In case you were among those gullible souls who have bought the administration’s claims that its acceptance of Russia’s offer of a plan to take charge of Syria’s chemical-weapons stockpile was a reflection of American strength, the Putin regime isn’t interested in letting you hold onto your illusions for long. Rather than allow President Obama a decent interval after his retreat from a call to arms on the threat of Syrian atrocities in order to save face, Moscow seems intent on immediately showing the White House who’s the boss. That became apparent with the announcement that Vladimir Putin has decided to supply Iran with advanced S-300 anti-aircraft missiles and to build an additional nuclear reactor at the Bushehr plant. Moreover, during a debate in the Russian parliament on the sales held today, Putin ally Alexander Pushkov, the chief of the body’s foreign-affairs committee, said that if Washington dares to back away from the deal offered by Moscow on Syria to President Obama, the Kremlin will consider expanding arm sales to Assad-ally Iran and to make it more difficult to supply U.S. forces in Afghanistan.
These moves remove the thin veil of bluster that was enabling the president to justify his backing away from a strike on Syria. Far from the Russian diplomatic gambit being the result of American toughness, its acceptance by the president is seen in Moscow as more than just an obvious sign of weakness. It is being interpreted as having handed Putin carte blanche in the Middle East and allowing Russia to grant impunity to Iran as the West was supposedly gearing up to pressure it to surrender its nuclear ambition.
The Russians don’t have much to worry about when it comes to the administration’s willingness to go down the garden path with them on Syria’s chemical weapons. President Obama lacked the will to strike Syria on his own and the small chance that Congress might authorize the use of force evaporated when he put off indefinitely the notion of the “incredibly small” attack (in the words of Secretary of State John Kerry) on the Assad regime by accepting the Russian lifeline.

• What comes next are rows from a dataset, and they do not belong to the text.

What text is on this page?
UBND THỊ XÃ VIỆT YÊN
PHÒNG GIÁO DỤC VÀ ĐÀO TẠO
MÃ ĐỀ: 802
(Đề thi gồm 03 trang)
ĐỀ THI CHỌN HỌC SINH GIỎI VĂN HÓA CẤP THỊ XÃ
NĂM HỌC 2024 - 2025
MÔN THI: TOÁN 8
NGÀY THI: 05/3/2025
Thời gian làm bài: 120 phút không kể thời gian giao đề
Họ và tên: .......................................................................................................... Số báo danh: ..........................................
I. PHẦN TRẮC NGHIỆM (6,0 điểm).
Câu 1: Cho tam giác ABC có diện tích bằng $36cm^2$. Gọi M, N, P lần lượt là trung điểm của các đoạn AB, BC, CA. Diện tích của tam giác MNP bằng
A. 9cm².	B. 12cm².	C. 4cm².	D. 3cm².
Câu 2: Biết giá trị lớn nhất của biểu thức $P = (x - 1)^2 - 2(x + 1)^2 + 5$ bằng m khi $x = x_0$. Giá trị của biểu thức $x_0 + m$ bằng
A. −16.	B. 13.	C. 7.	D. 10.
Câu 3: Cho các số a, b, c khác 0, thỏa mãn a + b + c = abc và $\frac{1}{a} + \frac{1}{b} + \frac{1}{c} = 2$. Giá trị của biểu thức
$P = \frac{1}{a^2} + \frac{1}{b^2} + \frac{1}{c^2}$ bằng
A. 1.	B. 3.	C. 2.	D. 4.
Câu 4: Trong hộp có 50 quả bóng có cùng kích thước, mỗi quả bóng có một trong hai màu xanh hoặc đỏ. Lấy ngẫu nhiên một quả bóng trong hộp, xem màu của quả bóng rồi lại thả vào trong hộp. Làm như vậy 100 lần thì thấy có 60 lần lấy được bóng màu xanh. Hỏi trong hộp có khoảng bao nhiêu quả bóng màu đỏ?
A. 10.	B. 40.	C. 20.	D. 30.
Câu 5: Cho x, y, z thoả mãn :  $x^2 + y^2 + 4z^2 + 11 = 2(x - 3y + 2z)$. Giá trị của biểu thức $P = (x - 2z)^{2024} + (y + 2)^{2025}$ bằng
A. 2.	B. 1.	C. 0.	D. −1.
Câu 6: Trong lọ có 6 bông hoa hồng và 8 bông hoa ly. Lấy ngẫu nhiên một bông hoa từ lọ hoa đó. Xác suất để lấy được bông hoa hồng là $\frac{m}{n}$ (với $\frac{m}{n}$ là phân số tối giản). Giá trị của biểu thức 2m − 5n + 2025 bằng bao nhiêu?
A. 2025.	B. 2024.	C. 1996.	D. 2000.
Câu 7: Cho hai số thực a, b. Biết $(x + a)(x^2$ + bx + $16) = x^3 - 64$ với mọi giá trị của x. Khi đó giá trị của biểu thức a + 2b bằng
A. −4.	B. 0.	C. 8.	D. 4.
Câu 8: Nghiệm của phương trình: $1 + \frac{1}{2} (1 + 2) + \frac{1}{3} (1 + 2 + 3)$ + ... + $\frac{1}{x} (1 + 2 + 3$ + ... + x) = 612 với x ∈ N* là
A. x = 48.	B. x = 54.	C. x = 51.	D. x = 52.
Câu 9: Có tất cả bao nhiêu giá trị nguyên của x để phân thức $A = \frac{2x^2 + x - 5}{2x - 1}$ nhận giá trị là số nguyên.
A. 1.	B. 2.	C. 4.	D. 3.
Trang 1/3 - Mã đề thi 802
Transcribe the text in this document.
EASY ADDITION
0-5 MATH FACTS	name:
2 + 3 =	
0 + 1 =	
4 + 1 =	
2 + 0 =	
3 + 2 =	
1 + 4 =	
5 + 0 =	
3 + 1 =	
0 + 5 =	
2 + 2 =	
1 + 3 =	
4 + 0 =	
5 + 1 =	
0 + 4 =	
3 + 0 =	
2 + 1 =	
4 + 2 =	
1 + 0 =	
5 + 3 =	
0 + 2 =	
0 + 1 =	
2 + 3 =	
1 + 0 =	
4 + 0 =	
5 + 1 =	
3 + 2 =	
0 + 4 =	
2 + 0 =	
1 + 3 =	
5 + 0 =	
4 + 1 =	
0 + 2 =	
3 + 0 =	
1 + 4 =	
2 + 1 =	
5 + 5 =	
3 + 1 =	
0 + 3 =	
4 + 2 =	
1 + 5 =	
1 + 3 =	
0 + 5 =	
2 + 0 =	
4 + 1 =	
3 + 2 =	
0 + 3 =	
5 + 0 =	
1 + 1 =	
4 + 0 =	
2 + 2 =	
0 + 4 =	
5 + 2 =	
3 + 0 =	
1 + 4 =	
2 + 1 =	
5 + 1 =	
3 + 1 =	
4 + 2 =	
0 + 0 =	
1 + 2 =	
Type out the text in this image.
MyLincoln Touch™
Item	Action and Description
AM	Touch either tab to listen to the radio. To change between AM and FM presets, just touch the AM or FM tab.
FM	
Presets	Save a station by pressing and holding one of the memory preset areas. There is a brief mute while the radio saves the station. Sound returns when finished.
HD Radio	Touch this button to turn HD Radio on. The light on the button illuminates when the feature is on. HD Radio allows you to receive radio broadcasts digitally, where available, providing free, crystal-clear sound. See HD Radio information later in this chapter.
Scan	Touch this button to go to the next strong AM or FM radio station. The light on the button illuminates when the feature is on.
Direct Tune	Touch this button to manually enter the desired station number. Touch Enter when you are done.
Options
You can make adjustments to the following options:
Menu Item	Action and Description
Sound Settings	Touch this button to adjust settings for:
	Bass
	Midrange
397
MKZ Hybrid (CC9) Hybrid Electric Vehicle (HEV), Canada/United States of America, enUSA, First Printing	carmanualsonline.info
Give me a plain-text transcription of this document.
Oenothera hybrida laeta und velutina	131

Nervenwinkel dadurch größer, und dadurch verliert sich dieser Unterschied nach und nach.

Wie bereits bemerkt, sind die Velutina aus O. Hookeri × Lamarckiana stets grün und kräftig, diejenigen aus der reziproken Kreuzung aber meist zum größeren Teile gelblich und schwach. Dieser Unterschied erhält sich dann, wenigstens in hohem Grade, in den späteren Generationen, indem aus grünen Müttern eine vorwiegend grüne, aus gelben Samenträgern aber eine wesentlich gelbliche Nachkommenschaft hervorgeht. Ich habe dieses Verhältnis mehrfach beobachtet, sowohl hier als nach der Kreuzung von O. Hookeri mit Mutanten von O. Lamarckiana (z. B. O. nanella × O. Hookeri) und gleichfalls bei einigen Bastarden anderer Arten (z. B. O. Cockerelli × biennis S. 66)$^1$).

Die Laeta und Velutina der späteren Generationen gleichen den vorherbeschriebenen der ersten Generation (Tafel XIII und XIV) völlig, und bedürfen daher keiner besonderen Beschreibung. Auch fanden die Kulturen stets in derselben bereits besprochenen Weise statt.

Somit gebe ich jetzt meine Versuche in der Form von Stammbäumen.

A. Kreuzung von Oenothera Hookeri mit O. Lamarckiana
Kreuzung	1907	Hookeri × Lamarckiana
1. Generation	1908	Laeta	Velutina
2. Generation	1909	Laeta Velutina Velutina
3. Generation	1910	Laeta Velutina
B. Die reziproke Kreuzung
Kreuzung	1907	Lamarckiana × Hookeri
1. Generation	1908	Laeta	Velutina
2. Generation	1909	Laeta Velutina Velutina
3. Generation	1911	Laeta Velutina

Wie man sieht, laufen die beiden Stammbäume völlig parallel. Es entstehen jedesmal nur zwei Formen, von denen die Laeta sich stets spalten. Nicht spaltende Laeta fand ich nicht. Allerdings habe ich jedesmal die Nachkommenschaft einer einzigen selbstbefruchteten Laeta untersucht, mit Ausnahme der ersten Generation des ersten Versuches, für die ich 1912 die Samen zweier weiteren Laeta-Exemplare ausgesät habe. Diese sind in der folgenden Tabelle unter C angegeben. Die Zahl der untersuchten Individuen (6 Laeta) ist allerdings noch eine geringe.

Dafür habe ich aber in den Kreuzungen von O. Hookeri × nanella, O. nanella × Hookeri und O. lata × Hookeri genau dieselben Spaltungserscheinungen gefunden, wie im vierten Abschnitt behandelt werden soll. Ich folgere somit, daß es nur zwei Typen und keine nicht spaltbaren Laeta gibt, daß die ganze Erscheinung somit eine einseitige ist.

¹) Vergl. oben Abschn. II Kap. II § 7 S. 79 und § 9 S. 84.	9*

Though they are talking tough now, the chances that Washington will abandon the faux-diplomatic solution offered by Russia no matter how fraudulent it might be are minimal.
But rather than, as some have hoped, the president’s reticence on Syria being a prelude to aggressive action on the even more dangerous Iranian threat, Russia’s assertiveness shows that their joint interest with Tehran in protecting Bashar Assad means they will use the Syria issue to restrain the U.S. on Iran.
It’s not just that the missiles Russia is selling Iran will complicate any future attack on nuclear targets by either the U.S. or Israel. Their victory in Syria is feeding Putin’s ambition to reconstitute not only the old Soviet sphere of influence in the Middle East but a rough balance of power that would serve to deter the West from muscling the ayatollahs. Though Washington has always spoken of Russia having just as much to lose from a nuclear Iran as America, by getting into bed with Putin on Syria, Obama is about to discover that Moscow’s main interest in the region is to weaken U.S. influence more than eliminating a nuclear threat.
When President Obama said last night that Syria’s use of chemical weapons constituted a threat to the security of the West, he was right. But he failed to understand that Russia’s offer that allowed him to weasel out of his pledge to punish Assad might present even more of a danger to U.S. interests than anything Syria might do. The last few weeks have exposed President Obama as a weak leader. What follows from that weakness will increase the power of Vladimir Putin and his unsavory Middle East allies.